Fletcher, other analysts and industry executives are keenly aware that Apple, in a sense, is taking on the carriers, and AT&T specifically, over which has the most sway with consumers, or “who owns the customer,” as the telecom executives like to say.
Google, by backing the Android operating system and other measures, is also taking on the carriers in this wireless power struggle, Fletcher said.
“In a sense, they are trying to buck the wireless operators,” Fletcher said, and give more power to device makers, developers and others who influence the wireless market. The iPhone App Store, with more than 1 billion downloads, is a great example of how Apple is preventing AT&T, or any other carrier, from asserting more control over which applications a user gets, he added.

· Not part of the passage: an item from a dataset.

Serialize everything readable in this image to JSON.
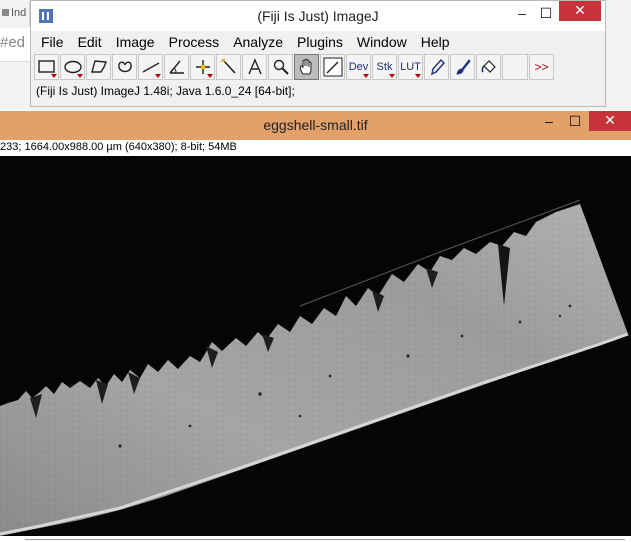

In the past, large enterprises that wanted to deploy mobile computing might ask a phone maker to add a feature like Wi-Fi, only to be shot down by the carrier that was provisioning that phone, Fletcher noted. The entry of Apple, Google and others into the market fray is changing the carrier’s role and making it less likely that a carrier could dictate whether a device has Wi-Fi or not, he said.
“What’s happening now is that carriers like AT&T are fighting being called a ‘dumb pipe,’ and trying to figure out how much value they bring to the whole equation,” Fletcher said. “They have billions of dollars invested in infrastructure and workers, and at the same time are competing with each other, the cable companies and even companies like Apple,” which can take its iPhone business to another carrier eventually if it doesn’t approve of what AT&T is doing.
Some of the worries over how carriers will gain revenues, even if they don’t completely control the cool applications and operating systems of the mobile devices they support, will come down to technology innovation, as Martin Cooper, the father of the cell phone has noted, Fletcher said.
One example of that innovation is the way that Research in Motion, maker of the BlackBerry, has bragged that its compression software reduces the data load of a typical e-mail over a BlackBerry device by 90%, when compared to the iPhone, Fletcher said. Less demand on the network from e-mail can help carriers deal with a surge in video and other data-rich applications.
Fletcher predicted the complaints by iPhone users and a range of other customers will continue as users demand more from smartphones and carriers. “Things will only get worse,” Fletcher said.
One member of the audience at the Babson event who works for a network equipment supplier to carriers summed up the current climate between wireless carriers, customers and suppliers, but asked that his name not be used. “There will always be a place for carriers, but there are many different islands of interest and a variety of roles. Maybe the carriers have a PR problem. But they don’t even know what they want to be when they grow up. They have a role to play, but right now it’s chaos.”